4. M. A, entré irrégulièrement sur le territoire français le 27 juillet 2021 selon ses déclarations, ne peut se prévaloir ainsi que de trois ans et un mois de présence sur celui-ci à la date de l'arrêté attaqué et n'a été admis à y séjourner que pour y demander l'asile. S'il établit être employé à temps partiel depuis le 9 juin 2023 par la société " Face Food Kebab " en qualité d'employé polyvalent, il ne justifie pas ainsi d'une insertion professionnelle particulière et inscrite dans la durée et cette profession non qualifiée ne figure dans la liste des métiers en tension au sein de la région Nouvelle-Aquitaine annexée à l'arrêté du 1er avril 2021 relatif à la délivrance, sans opposition de la situation de l'emploi, des autorisations de travail aux étrangers non ressortissants d'un État membre de l'Union européenne, d'un autre État partie à l'Espace économique européen ou de la Confédération suisse. Par ailleurs, célibataire sans charge de famille, il ne fait état d'aucune attache familiale en France alors qu'il n'établit ni n'allègue en être dépourvu dans son pays d'origine où il a vécu 25 ans avant son entrée sur le territoire français. Ainsi, en lui opposant qu'il ne justifie pas de considérations humanitaires ou de motifs exceptionnels au sens de l'article L. 435-1 du code de l'entrée et du séjour des étrangers et du droit d'asile, la préfète de la Charente n'a pas commis d'erreur manifeste d'appréciation ou méconnu ces dispositions. Pour les mêmes motifs, elle n'a pas entaché sa décision d'une erreur manifeste dans l'appréciation de ses conséquences sur sa situation personnelle.
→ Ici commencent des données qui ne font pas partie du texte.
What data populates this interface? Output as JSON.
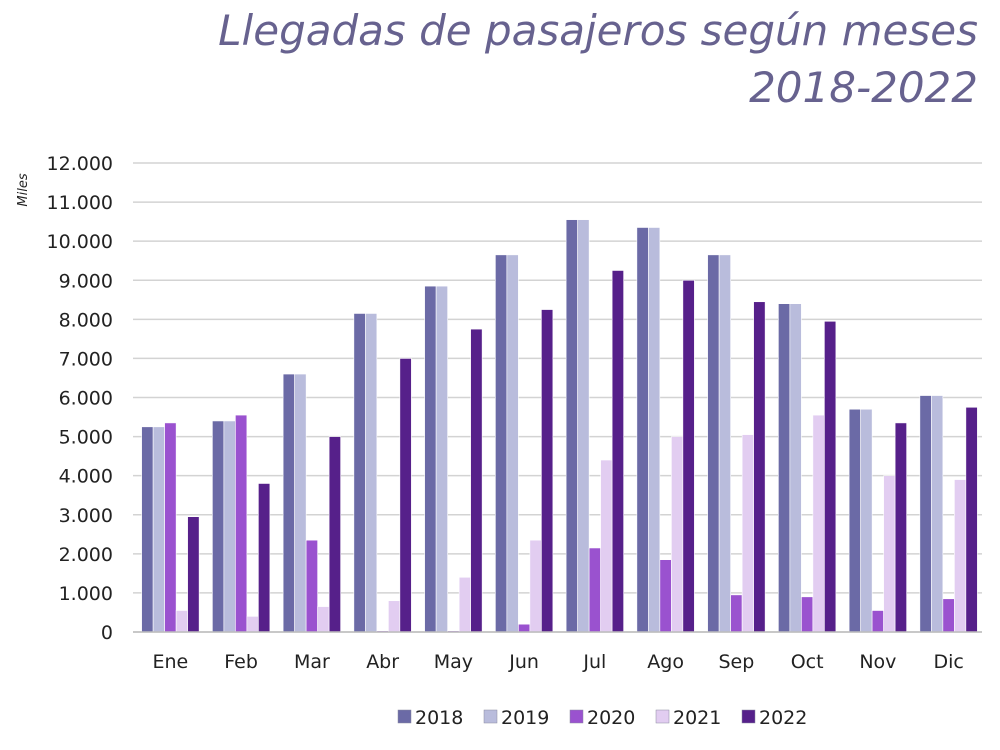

Sur la décision portant obligation de quitter le territoire français :

5. En premier lieu, la décision portant refus du titre de séjour n'étant pas illégale, M. A n'est pas fondé à exciper de son illégalité à l'encontre de la décision lui faisant obligation de quitter le territoire français.

6. En second lieu, pour les mêmes motifs que ceux exposés au point 4, en l'obligeant à quitter le territoire français, la préfète de la Charente n'a pas commis d'erreur manifeste dans l'appréciation des conséquences de sa décision sur la situation personnelle de M. A.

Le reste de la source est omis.